Segundo Heródoto, Egina era uma colônia da cidade de Epidauro, um próspero centro de culto ao semideus Asclépio, localizado na costa do Peloponeso. Esta cidade era uma importante fortaleza micênica, e artefatos descobertos em Aegina estabeleceram que a cultura micênica sobreviveu na ilha muito depois da invasão dórica de c. 1200 aC que o suplantou.

O padrão de pesos e medidas desenvolvido por Aegina se tornou o padrão em toda a Grécia.

A riqueza de Epidauro parece ter sido bem aproveitada pelos cidadãos de Egina, visto que a ilha floresceu cedo e, com o tempo, passou a rivalizar com Atenas. O padrão de pesos e medidas desenvolvido por Egina tornou-se o padrão em toda a Grécia, eles foram os primeiros a cunhar moedas, e sua frota de navios foi comercializada em todo o Mediterrâneo e no Egeu até o Egito e o Levante persa. Embora Heródoto (c. 484 - 425/413 AEC) afirme que Atenas e Egina se tornaram inimigas por causa de uma rivalidade envolvendo estátuas de duas divindades, é mais provável que a cidade continental tenha invejado a prosperidade da cidade da ilha e, ainda mais, preocupada com sua comércio com a Pérsia.

Negócios Estrangeiros

As colônias gregas jônicas na Ásia Menor, sob controle persa, foram uma fonte de conflito para o Império Persa durante anos. Após a Revolta Jônica de 499-493 AEC, na qual as colônias gregas foram derrotadas pelas forças persas e a ordem restaurada, Egina, que não havia se envolvido no conflito, enviou à Pérsia símbolos de submissão que equivaliam a um pacto aos olhos de Atenas. Os atenienses apoiaram a Revolta Jônica (junto com a cidade de Eretria) no fornecimento de tropas e armas às colônias. O gesto de boa vontade de Egina para com o inimigo de Atenas não teria sido bem recebido. Em retaliação pelo apoio grego à Revolta Jônica, Dario I da Pérsia (c. 550-486 AEC) invadiu a Grécia em 490 AEC, mas foi derrotado na Batalha de Maratona.

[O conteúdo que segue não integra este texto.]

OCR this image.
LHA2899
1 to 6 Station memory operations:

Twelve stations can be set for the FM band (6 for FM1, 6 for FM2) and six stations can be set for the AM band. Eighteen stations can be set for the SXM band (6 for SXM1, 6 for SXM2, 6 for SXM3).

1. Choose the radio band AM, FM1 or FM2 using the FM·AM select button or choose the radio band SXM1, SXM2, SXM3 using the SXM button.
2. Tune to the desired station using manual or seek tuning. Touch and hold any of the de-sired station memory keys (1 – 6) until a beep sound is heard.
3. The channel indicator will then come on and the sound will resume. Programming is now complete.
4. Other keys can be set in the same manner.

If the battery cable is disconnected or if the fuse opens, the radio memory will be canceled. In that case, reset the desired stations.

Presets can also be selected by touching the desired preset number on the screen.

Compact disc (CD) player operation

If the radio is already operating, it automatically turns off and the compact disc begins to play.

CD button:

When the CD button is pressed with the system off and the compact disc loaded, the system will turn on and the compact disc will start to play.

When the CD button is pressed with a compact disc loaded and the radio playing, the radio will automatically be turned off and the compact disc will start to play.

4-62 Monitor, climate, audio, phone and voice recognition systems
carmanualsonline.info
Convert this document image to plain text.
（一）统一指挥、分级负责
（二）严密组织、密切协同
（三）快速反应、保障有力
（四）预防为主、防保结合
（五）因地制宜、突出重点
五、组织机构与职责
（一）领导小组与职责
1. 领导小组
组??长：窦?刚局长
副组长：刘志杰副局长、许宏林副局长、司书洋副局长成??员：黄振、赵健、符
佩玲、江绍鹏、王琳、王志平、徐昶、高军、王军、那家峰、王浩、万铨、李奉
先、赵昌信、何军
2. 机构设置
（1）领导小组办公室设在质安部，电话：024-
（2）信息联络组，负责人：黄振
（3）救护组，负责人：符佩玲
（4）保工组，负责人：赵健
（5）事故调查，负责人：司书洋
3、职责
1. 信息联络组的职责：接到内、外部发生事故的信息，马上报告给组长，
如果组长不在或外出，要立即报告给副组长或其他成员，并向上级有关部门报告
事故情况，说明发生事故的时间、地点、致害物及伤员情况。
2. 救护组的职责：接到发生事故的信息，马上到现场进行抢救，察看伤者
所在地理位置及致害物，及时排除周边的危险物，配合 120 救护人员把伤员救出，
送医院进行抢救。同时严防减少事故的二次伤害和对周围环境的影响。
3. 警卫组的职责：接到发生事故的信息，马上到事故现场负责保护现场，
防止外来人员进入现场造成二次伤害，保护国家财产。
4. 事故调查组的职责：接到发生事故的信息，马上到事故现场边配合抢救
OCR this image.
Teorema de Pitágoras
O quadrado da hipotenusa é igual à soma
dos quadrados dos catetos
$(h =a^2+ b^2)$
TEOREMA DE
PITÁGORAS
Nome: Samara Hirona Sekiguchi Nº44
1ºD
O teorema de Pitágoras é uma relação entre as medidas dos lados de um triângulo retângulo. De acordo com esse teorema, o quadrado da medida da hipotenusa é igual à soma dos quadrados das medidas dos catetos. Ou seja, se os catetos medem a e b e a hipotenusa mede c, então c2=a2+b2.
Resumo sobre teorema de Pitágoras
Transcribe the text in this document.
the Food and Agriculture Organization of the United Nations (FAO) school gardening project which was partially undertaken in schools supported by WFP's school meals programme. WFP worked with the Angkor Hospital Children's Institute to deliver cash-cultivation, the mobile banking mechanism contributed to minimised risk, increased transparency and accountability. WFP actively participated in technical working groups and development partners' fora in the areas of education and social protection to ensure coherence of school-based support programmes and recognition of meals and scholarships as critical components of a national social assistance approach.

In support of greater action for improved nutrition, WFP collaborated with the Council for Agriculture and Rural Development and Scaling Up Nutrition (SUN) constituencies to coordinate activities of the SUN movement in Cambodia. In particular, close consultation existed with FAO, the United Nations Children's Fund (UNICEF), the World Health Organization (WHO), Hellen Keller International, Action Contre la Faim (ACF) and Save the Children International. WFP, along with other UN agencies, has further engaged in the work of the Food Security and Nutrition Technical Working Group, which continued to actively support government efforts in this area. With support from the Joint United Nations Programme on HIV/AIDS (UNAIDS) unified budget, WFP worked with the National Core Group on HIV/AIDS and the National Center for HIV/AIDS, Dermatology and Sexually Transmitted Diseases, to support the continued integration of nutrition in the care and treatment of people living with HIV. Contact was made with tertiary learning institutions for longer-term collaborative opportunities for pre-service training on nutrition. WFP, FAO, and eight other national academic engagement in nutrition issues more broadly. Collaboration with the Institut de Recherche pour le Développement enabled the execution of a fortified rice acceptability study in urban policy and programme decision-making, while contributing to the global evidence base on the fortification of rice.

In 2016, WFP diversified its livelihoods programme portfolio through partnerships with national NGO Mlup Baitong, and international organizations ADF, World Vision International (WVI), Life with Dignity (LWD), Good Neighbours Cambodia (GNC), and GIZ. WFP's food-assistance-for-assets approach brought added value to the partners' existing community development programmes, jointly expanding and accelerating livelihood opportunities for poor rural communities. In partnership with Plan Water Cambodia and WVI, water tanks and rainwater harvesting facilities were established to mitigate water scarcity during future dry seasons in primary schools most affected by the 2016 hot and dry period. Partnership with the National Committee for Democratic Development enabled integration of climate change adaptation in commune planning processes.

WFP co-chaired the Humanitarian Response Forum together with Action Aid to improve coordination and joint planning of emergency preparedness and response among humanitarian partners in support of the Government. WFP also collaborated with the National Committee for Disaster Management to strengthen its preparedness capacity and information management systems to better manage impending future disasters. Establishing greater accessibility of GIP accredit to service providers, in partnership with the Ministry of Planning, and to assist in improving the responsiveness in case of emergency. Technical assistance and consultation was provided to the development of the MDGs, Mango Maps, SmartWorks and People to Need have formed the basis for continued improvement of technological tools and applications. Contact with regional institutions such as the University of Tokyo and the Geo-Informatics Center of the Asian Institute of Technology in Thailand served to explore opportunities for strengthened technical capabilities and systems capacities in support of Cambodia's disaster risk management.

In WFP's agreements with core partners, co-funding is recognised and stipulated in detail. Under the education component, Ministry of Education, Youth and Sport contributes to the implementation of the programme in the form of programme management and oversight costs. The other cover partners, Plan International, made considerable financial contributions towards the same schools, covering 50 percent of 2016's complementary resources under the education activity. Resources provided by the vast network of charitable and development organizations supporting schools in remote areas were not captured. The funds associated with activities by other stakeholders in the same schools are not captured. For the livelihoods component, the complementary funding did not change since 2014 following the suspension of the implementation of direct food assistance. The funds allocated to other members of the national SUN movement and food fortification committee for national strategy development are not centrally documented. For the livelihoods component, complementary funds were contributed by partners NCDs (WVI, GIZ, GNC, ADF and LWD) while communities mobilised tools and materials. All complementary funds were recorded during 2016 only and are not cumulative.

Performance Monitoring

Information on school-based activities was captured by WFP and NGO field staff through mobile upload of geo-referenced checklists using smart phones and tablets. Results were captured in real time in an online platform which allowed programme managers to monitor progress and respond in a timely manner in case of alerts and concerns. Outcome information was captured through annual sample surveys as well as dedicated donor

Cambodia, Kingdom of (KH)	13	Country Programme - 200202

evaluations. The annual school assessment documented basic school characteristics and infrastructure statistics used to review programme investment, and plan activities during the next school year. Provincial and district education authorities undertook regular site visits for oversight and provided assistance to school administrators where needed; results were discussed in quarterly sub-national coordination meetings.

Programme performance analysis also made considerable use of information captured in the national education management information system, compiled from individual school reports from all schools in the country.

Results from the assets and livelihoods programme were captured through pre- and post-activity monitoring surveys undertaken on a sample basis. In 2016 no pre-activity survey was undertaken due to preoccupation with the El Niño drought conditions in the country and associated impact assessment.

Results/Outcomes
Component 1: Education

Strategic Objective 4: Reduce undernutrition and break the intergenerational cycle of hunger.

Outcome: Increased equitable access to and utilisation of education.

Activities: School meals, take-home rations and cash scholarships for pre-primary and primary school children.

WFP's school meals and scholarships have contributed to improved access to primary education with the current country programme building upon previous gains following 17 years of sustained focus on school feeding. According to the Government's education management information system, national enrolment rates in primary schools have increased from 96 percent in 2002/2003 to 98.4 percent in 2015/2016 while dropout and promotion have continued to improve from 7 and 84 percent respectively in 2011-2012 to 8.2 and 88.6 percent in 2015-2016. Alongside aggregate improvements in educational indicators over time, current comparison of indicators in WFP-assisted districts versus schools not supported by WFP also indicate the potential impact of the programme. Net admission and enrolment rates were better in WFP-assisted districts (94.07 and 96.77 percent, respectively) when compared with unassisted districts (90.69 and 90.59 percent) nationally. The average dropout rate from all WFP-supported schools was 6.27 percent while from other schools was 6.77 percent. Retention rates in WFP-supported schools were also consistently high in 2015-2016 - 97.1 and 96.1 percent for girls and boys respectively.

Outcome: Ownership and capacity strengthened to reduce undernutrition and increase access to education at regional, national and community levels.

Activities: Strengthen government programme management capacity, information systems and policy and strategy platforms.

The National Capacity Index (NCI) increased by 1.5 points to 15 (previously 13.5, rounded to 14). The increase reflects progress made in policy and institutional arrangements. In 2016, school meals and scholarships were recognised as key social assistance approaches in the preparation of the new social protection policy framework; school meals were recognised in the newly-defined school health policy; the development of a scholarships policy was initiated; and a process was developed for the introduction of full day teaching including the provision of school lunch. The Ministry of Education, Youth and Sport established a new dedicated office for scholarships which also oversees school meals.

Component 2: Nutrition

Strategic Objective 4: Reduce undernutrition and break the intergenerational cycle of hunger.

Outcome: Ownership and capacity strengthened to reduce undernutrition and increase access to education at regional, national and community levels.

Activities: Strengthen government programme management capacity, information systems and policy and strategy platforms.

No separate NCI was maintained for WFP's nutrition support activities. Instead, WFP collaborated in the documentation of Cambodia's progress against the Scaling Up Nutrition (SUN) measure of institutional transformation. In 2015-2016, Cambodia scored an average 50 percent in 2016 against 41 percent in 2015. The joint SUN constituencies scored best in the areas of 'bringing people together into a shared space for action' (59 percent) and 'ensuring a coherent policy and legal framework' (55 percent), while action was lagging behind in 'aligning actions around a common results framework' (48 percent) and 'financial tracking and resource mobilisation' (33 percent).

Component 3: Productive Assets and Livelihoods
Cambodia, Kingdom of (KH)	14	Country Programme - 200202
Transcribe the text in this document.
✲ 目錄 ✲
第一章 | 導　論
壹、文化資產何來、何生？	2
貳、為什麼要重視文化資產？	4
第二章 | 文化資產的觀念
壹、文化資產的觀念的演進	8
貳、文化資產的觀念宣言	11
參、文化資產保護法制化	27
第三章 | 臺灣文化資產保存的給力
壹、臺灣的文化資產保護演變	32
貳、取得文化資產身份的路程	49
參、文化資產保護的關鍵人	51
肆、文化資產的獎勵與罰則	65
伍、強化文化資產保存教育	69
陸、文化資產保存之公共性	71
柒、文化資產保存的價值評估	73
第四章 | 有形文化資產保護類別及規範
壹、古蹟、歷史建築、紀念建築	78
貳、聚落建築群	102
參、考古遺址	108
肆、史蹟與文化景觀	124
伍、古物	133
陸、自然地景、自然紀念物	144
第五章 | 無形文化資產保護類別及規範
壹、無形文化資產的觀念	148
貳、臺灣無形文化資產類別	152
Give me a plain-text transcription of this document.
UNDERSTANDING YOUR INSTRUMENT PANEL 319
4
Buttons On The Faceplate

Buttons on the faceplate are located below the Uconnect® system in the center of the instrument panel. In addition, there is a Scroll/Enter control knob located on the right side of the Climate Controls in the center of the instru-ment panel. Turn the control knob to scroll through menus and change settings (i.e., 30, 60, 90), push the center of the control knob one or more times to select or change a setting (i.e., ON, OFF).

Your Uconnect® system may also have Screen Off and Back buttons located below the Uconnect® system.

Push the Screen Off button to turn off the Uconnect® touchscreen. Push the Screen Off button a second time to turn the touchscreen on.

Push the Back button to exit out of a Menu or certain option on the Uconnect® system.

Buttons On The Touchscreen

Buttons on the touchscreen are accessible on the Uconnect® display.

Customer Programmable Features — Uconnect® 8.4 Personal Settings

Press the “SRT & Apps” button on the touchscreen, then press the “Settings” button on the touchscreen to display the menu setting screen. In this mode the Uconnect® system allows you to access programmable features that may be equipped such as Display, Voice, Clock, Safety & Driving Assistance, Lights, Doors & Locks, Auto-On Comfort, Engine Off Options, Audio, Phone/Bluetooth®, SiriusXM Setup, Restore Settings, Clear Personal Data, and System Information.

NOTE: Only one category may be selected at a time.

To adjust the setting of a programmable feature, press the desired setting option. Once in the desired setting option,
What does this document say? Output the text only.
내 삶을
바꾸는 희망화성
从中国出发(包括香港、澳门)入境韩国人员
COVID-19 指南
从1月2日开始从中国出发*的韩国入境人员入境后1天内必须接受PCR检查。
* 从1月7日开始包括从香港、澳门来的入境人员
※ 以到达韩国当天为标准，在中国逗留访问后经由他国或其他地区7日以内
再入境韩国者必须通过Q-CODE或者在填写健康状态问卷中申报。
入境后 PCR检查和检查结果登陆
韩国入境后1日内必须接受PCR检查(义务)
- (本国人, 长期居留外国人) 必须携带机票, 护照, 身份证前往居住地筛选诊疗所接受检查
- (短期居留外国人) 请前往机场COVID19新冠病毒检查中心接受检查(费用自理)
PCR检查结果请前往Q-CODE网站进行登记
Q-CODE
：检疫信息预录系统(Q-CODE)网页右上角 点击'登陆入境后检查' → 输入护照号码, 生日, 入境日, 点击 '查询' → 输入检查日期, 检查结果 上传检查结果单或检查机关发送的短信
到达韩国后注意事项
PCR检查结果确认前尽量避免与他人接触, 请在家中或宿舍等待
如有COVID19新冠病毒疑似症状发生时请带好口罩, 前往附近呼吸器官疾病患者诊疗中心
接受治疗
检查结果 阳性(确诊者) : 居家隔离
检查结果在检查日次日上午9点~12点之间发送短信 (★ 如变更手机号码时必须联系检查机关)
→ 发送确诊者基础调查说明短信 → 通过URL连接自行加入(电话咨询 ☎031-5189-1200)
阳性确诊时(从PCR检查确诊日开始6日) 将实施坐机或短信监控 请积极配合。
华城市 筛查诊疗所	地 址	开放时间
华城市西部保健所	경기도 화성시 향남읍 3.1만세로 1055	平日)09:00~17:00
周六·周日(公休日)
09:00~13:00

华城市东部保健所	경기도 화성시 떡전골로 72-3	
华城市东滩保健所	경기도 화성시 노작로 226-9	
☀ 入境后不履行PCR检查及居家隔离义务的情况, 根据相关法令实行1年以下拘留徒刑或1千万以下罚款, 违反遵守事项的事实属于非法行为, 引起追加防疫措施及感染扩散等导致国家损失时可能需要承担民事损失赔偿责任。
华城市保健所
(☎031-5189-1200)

Dez anos depois, o filho de Dario, Xerxes I (r. 486-465 AEC), invadiu a Grécia para completar o que seu pai havia começado. Após uma série de batalhas (incluindo a famosa Batalha das Termópilas), ele foi derrotado na Batalha de Salamina em 480 aC pelas forças navais combinadas de Atenas e Aegina. Como não há evidências de relações calorosas entre Atenas e Egina, nem qualquer evidência de uma ruptura nas relações entre Egina e Pérsia entre o pacto em 491 AEC e a Batalha de Salamina, parece que Egina foi forçada a lutar contra os persas no rescaldo patriótico das Termópilas. Qualquer que fosse sua motivação, os navios de Egina desempenharam um papel crucial na destruição da frota persa. Depois disso, porém, Aegina caiu sob a sombra da supremacia naval e comercial ateniense e começou a declinar.

História de amor?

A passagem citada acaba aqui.